My Sunday school class is studying Deborah in Judges chapter 4. What is the Jewish wisdom concerning her relationship with Barak? Some say Barak was a coward and others say he respected her opinion as judge and connection to God as prophetess to lead them to victory.
I personally sensed he challenged her leadership skills and ability to actually “fight” a battle and not just declare one and send him off into it. What was the role of women in combat? I could not find an instance of women fighting battles.
Mary K.
Dear Mary,
Have you ever played the game “I Spy” with a young child? You might say, “I spy with my little eye something red that rhymes with boat,” and the child delightedly shouts out, “Coat – my red coat!” The game works because the child can picture the color red and can see his coat. Your words bring concrete images to his mind.

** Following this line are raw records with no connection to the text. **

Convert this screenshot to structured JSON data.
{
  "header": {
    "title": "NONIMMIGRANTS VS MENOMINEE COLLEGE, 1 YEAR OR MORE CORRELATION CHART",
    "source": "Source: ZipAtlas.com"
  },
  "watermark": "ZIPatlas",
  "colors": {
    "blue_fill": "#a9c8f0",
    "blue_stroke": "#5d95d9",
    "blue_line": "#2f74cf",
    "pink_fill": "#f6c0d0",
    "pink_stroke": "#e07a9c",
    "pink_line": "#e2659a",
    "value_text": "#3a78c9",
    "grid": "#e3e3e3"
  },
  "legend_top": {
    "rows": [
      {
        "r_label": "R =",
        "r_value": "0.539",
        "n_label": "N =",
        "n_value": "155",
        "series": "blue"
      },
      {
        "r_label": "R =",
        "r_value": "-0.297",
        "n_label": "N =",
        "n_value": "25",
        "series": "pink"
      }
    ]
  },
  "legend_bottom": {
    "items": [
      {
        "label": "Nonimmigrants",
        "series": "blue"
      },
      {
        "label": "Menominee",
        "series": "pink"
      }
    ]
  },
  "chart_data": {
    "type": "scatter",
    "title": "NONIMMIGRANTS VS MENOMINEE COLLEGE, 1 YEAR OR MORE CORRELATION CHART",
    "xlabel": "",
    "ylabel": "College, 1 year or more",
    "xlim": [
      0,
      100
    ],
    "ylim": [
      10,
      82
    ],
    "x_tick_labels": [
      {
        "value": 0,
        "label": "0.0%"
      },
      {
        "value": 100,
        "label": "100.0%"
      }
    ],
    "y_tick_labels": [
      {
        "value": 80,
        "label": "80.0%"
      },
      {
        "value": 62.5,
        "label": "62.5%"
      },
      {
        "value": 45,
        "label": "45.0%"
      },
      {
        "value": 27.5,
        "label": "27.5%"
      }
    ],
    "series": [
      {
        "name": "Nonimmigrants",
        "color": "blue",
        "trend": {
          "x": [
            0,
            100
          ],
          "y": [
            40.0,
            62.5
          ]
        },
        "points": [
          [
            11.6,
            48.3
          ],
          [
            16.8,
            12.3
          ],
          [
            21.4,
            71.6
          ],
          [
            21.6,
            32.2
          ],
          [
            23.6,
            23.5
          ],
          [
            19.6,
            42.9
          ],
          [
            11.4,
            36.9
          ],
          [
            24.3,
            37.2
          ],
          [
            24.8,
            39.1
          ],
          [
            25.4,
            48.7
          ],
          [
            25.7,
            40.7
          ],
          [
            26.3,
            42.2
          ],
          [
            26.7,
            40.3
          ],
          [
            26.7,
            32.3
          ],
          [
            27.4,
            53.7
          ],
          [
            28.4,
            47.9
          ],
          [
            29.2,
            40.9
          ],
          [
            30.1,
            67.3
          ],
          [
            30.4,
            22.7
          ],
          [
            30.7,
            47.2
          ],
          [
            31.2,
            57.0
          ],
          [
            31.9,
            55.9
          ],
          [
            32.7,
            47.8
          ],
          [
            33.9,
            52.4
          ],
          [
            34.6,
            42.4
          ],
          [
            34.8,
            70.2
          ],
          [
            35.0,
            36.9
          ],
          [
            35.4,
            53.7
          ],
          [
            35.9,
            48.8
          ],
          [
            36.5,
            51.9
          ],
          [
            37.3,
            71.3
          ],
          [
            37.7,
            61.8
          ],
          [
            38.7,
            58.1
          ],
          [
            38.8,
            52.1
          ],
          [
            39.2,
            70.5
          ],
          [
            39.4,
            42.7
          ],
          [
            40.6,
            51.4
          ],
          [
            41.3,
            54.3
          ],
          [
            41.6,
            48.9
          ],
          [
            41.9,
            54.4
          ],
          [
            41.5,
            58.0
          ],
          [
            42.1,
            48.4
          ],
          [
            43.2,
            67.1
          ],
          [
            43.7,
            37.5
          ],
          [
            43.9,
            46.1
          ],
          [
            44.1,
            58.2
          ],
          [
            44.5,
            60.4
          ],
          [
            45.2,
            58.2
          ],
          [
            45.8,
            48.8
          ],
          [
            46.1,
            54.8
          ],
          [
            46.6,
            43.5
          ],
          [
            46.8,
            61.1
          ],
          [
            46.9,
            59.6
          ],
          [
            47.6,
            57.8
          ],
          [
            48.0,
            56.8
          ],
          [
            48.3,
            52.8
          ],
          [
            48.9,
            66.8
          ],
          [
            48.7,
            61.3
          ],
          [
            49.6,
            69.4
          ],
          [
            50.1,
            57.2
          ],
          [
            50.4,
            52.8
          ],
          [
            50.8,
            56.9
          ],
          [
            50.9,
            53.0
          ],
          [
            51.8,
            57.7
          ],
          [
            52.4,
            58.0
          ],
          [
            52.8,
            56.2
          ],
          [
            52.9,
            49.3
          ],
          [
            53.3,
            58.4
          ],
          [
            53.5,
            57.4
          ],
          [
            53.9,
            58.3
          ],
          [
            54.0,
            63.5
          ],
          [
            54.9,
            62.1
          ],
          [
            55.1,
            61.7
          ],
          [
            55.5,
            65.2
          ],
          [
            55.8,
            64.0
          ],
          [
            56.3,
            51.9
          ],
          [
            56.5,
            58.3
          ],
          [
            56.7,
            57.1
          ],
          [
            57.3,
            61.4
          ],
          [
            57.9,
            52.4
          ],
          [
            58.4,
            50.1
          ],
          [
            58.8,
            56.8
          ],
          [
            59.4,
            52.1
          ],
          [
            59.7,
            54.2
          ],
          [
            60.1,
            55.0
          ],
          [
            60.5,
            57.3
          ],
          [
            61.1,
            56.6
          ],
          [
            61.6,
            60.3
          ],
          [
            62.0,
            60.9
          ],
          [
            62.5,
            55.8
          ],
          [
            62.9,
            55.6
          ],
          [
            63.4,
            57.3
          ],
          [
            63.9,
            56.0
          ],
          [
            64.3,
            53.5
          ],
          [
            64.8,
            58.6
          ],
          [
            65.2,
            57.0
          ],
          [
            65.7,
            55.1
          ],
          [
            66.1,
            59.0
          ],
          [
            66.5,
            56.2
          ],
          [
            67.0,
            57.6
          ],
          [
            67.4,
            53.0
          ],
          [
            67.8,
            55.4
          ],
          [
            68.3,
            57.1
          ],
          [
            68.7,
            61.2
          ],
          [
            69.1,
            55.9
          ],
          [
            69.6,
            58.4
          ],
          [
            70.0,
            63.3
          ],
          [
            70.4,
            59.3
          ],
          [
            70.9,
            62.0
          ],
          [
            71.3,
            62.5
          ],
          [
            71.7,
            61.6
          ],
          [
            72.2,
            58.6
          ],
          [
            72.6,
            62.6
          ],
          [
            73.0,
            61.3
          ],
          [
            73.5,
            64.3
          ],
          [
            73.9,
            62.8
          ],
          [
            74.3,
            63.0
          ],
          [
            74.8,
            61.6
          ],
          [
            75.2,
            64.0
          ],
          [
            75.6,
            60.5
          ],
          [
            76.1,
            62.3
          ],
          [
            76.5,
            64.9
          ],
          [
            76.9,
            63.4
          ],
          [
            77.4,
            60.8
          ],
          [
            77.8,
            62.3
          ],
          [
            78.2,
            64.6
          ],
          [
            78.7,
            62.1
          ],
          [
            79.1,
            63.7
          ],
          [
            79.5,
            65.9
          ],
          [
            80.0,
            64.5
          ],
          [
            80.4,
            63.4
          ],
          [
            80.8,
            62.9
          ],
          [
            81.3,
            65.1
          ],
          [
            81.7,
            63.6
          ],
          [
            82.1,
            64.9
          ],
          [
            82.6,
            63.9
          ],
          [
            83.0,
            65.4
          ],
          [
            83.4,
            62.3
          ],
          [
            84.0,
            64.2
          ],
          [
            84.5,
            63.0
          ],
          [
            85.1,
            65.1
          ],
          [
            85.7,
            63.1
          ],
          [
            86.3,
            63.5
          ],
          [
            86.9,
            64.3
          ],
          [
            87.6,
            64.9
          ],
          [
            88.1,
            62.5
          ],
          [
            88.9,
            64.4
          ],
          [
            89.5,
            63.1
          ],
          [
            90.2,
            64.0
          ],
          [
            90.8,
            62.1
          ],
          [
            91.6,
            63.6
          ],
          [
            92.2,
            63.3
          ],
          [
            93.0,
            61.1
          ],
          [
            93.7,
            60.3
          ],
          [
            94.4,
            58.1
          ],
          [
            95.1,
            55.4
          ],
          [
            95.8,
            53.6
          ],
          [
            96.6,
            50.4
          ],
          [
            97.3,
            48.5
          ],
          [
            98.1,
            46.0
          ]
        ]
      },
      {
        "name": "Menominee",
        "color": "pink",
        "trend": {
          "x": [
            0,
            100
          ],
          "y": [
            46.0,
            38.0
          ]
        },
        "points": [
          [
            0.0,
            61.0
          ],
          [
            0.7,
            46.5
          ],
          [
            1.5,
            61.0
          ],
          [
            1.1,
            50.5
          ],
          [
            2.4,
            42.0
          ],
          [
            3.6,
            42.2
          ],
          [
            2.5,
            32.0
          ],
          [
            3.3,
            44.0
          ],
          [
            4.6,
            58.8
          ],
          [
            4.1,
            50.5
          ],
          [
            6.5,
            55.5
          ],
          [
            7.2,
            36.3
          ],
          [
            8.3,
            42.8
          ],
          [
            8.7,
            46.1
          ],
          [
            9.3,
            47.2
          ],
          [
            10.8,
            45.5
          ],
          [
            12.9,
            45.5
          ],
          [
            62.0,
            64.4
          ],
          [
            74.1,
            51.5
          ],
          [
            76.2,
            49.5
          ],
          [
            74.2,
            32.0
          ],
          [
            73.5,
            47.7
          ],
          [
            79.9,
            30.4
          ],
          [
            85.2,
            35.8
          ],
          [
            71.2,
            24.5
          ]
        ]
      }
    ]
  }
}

When we read the Bible at a young age, we do many art projects and see drawings in books that attempt to bring the Bible to life. Whether it is a picture of Adam and Eve in the Garden or the Israelites crossing the Red Sea on their way out of Egypt, we picture the events as if they were featured in a modern magazine or an online video. That is well and good for children, but too many of us don’t make the switch as adults to recognizing that this is not the role of the Bible. It is not a history book or a chronicle of events (even though the events did take place). It is a guidebook to running our own lives. Anything that is mentioned is there for our edification, while many historical events that took place are missing because they contain no guidance for us. Attempting to concretize the words of Scripture visually, takes us down the wrong path.
In the case you mention, ancient Jewish wisdom provides a variety of perspectives that, taken together and integrated, give us guidance for dealing with enemies, for the interaction of men and women, and for leadership, among other things. Trying to analyze Deborah and Barak as we might explore the psychology and connection between two historical or fictional characters is a mistake.
Israel was under terrible subjugation during that period of the book of Judges as a result of having departed from the Godly path. While Deborah’s greatness is uncontested, Barak’s is not. His lack of masculine leadership led to a vacuum that Deborah filled. While that worked in the short term, we see that after that era, subsequent judges were not as great as earlier ones had been. The nation is on a downward spiral, with occasional upticks.
That Bible chapter is not there to teach us whether women should be in combat. Ideally not, but in an emergency, you do what you have to do. The question for us is more a case of what consequences come from abandoning God, what years of oppression do to a culture, what the effect is on society when men and women’s roles are treated as interchangeable, and what happens to men when they cease being masculine. All these are subjects which we still need to understand millennia after Deborah and Barak.